Differential Revision: D62329906

[ghstack-poisoned]
@pytorch-bot
Copy link

pytorch-bot bot commented Sep 6, 2024

🔗 Helpful Links

🧪 See artifacts and rendered test results at hud.pytorch.org/pr/135374

Note: Links to docs will display an error until the docs builds have been completed.

✅ You can merge normally! (1 Unrelated Failure)

As of commit 51be90c with merge base eb38ee2 (image):

FLAKY - The following job failed but was likely due to flakiness present on trunk:

This comment was automatically generated by Dr. CI and updates every 15 minutes.

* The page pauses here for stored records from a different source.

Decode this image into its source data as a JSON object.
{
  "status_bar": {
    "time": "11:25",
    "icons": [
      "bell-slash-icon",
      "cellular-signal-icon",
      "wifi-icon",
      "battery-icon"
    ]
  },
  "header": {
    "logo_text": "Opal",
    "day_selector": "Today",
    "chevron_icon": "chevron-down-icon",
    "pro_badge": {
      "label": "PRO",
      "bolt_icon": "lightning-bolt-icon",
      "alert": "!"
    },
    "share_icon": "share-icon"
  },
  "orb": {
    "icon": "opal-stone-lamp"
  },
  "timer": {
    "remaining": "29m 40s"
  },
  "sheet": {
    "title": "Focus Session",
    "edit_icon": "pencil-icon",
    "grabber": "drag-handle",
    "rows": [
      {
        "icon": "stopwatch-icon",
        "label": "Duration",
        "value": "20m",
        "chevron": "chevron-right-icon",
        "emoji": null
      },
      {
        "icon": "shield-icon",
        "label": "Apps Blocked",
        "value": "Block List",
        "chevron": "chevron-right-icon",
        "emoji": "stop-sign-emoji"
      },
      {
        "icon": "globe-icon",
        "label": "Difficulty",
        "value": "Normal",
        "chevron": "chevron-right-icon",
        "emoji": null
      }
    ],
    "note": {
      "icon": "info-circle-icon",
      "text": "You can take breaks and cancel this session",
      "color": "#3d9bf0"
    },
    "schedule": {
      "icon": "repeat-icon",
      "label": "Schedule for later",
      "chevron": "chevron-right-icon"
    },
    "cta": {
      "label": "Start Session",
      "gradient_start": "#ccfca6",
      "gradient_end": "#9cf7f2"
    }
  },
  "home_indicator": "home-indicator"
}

cc voznesenskym penguinwu EikanWang jgong5 Guobing-Chen XiaobingSuper zhuhaozhe blzheng wenzhe-nrv jiayisunx ipiszy yf225 chenyang78 kadeng muchulee8 ColinPeppler amjames desertfire chauhang

[ghstack-poisoned]
* Added a cpp loader, AOTIModelPackageLoader, which can load the .pt2, build the .so, and create a runner. The python-facing API is that users can directly call the `run` function, whereas in cpp users can directly access the `runner_` if they are more familiar with that. I couldn't figure out how to bind the `get_runner()` function to python...
* Added a new config, `aot_inductor.package_cpp_only` which will **not** package the so. This means that whenever the package is loaded, we will need to build the so. This is turned off by default so that new environments do not need to rebuild their so. The `package_cpp_only` is a feature which torchchat intends to use to provide flexibility to users.
* Added a new config, `aot_inductor.metadata` which stores user-provided metadata, serialized to the pt2 as a json file. It also stores the device used when exporting, "cuda" or "cpu", so that during load time, we can use that data to determine which AOTIModelContainerRunner to use. The metadata can be accessed through `loader.get_metadata()`. TODO is to move this metadata to the toplevel `package_aoti` function so that we can remove the metadata as a config.
* Separated out `package_aoti` as a standalone function, instead of it automatically being called in inductor. This is to prepare for the case where users will compile multiple models, and want to bundle it in one package. The specific use case is in torchchat, where we want to package the separately-exported encoder and decoder layers. An example of how to use this is in `test_multiple_methods`.
* `load_package` will load a singular model, given the model name. 
* The loader doesn't support windows for now, I think I need to add some more casing to make the build commands work on windows?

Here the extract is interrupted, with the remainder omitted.